What advice can you pass along to new or emerging designers?

This might sound boring… Bear with me new designers! You might run into bunch of bumps along the way, but don’t let the challenges stop you. Keep pushing, keep trying and keep practicing.

Always keep your eyes open, because inspiration is everywhere, not only on the web. Every single product you use out there has been designed by someone, so try to see things, and try to understand the reasonings of some of the choices that other designers have made.

Also, always be hungry for feedback, because once you can’t take any more feedback, it’s time for you to give up design, because you’re not improving.

Who/What do you look to for inspiration for your personal and professional projects?

Inspiration comes from everywhere. Some days, I get inspired by a little flower’s colors; another day, I would be inspired by a random public transit sign.

It’s not where or what you look at, rather, it’s how you apply it to your project. I also have some secret inspiration books that I don’t share with anyone, but here’s a hint: Architecture Books! :)

How does user research play into your role at your company?

Honestly, it used to play a bigger role when I was working on one single product at a full-time gig. But once I switched to freelancing, I let my clients handle the user research unless it comes with the project.
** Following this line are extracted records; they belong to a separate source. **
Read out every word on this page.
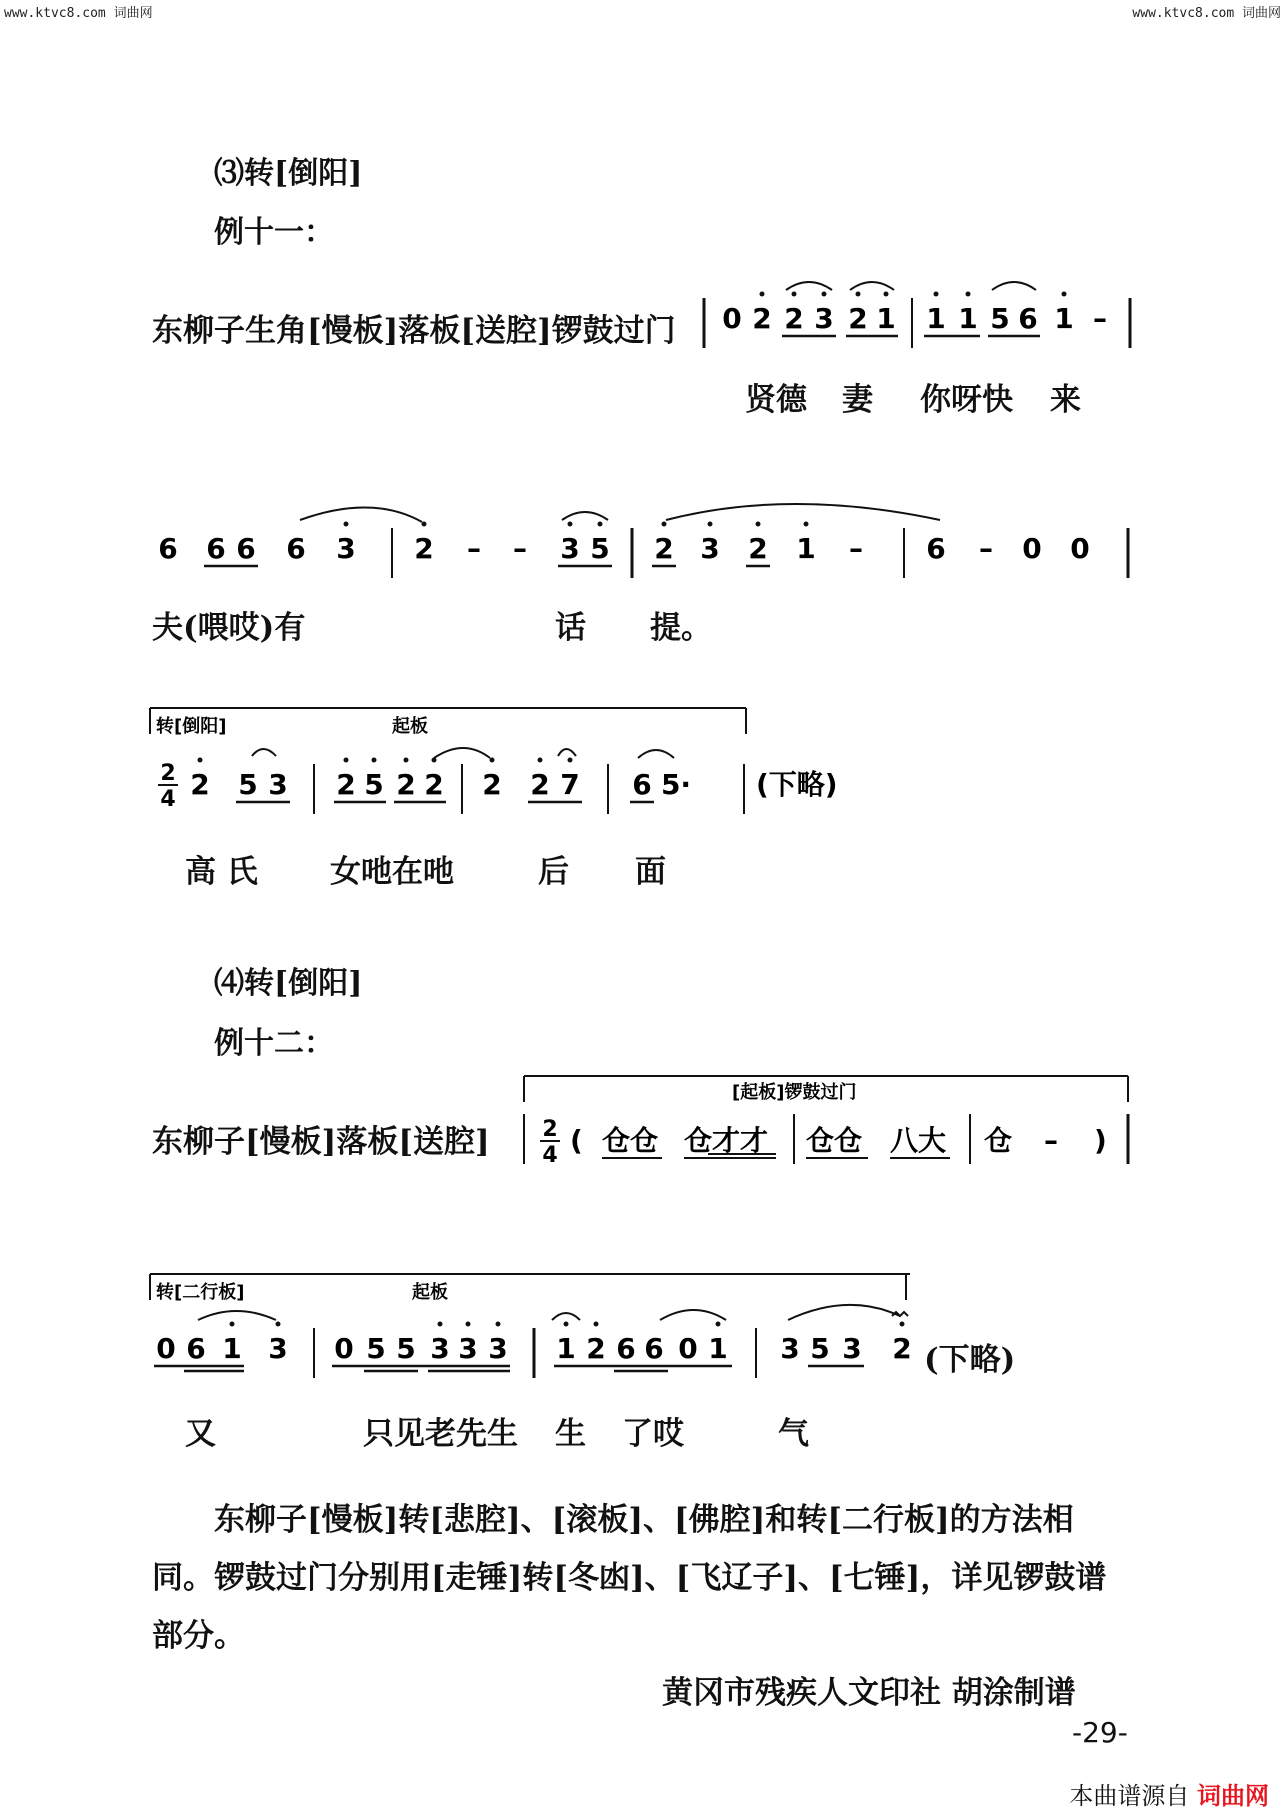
www.ktvc8.com 词曲网	www.ktvc8.com 词曲网
⑶转[倒阳]
例十一：
东柳子生角[慢板]落板[送腔]锣鼓过门 0 2 2 3 2 1 1 1 5 6 1 –
贤德 妻 你呀快 来
6 6 6 6 3 2 – – 3 5 2 3 2 1 – 6 – 0 0
夫(喂哎)有	话 提。
转[倒阳]	起板
2
4 2 5 3 2 5 2 2 2 2 7 6 5· (下略)
高 氏 女吔在吔	后 面
⑷转[倒阳]
例十二：
东柳子[慢板]落板[送腔]
[起板]锣鼓过门
2
4 ( 仓仓 仓才才 仓仓 八大 仓 – )
转[二行板]	起板
0 6 1 3 0 5 5 3 3 3 1 2 6 6 0 1 3 5 3 2 (下略)
又	只见老先生 生 了哎	气
东柳子[慢板]转[悲腔]、[滚板]、[佛腔]和转[二行板]的方法相
同。锣鼓过门分别用[走锤]转[冬凼]、[飞辽子]、[七锤]，详见锣鼓谱
部分。
黄冈市残疾人文印社 胡涂制谱
-29-
本曲谱源自 词曲网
In general, I’m a big believer of analytics and user research. It’s important to know who you are designing for, and it’s definitely better than assumptions.

What excites you the most about the future of agile user research?
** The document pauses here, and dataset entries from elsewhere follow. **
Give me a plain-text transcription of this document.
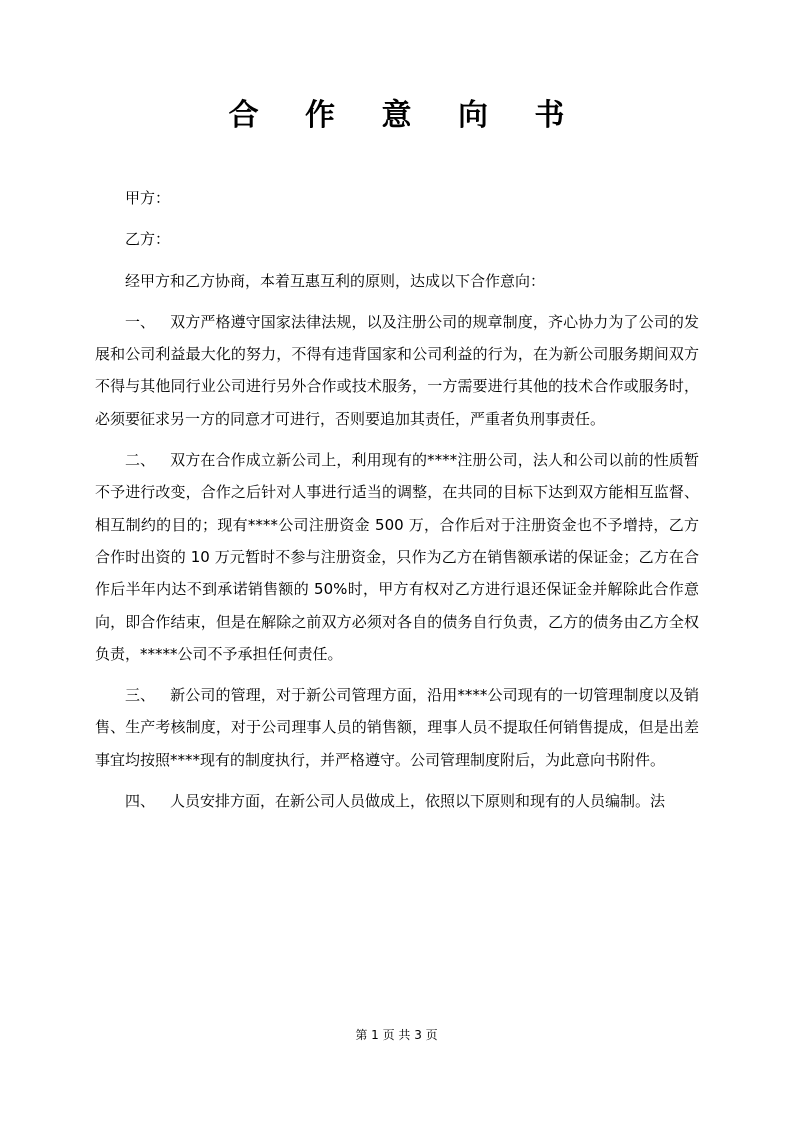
合 作 意 向 书

甲方：

乙方：

经甲方和乙方协商，本着互惠互利的原则，达成以下合作意向：

一、 双方严格遵守国家法律法规，以及注册公司的规章制度，齐心协力为了公司的发展和公司利益最大化的努力，不得有违背国家和公司利益的行为，在为新公司服务期间双方不得与其他同行业公司进行另外合作或技术服务，一方需要进行其他的技术合作或服务时，必须要征求另一方的同意才可进行，否则要追加其责任，严重者负刑事责任。

二、 双方在合作成立新公司上，利用现有的****注册公司，法人和公司以前的性质暂不予进行改变，合作之后针对人事进行适当的调整，在共同的目标下达到双方能相互监督、相互制约的目的；现有****公司注册资金 500 万，合作后对于注册资金也不予增持，乙方合作时出资的 10 万元暂时不参与注册资金，只作为乙方在销售额承诺的保证金；乙方在合作后半年内达不到承诺销售额的 50%时，甲方有权对乙方进行退还保证金并解除此合作意向，即合作结束，但是在解除之前双方必须对各自的债务自行负责，乙方的债务由乙方全权负责，*****公司不予承担任何责任。

三、 新公司的管理，对于新公司管理方面，沿用****公司现有的一切管理制度以及销售、生产考核制度，对于公司理事人员的销售额，理事人员不提取任何销售提成，但是出差事宜均按照****现有的制度执行，并严格遵守。公司管理制度附后，为此意向书附件。

四、 人员安排方面，在新公司人员做成上，依照以下原则和现有的人员编制。法

第 1 页 共 3 页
I think we (users) are going through stages. I remember the days when online shopping was something considered unsafe. We adapt to newer technologies, we adapt to newer methods.

Our generation is a beta tester of technology — there are so many breakthrough things happening at the moment. We are pushing the limits, but when you think about it, we’re at the beginning of this journey.

We are all figuring things out together, and user research plays a big role in this. I’m very excited to be a part of this generation, but I also want to fast-forward about 50 years to see where we will get to.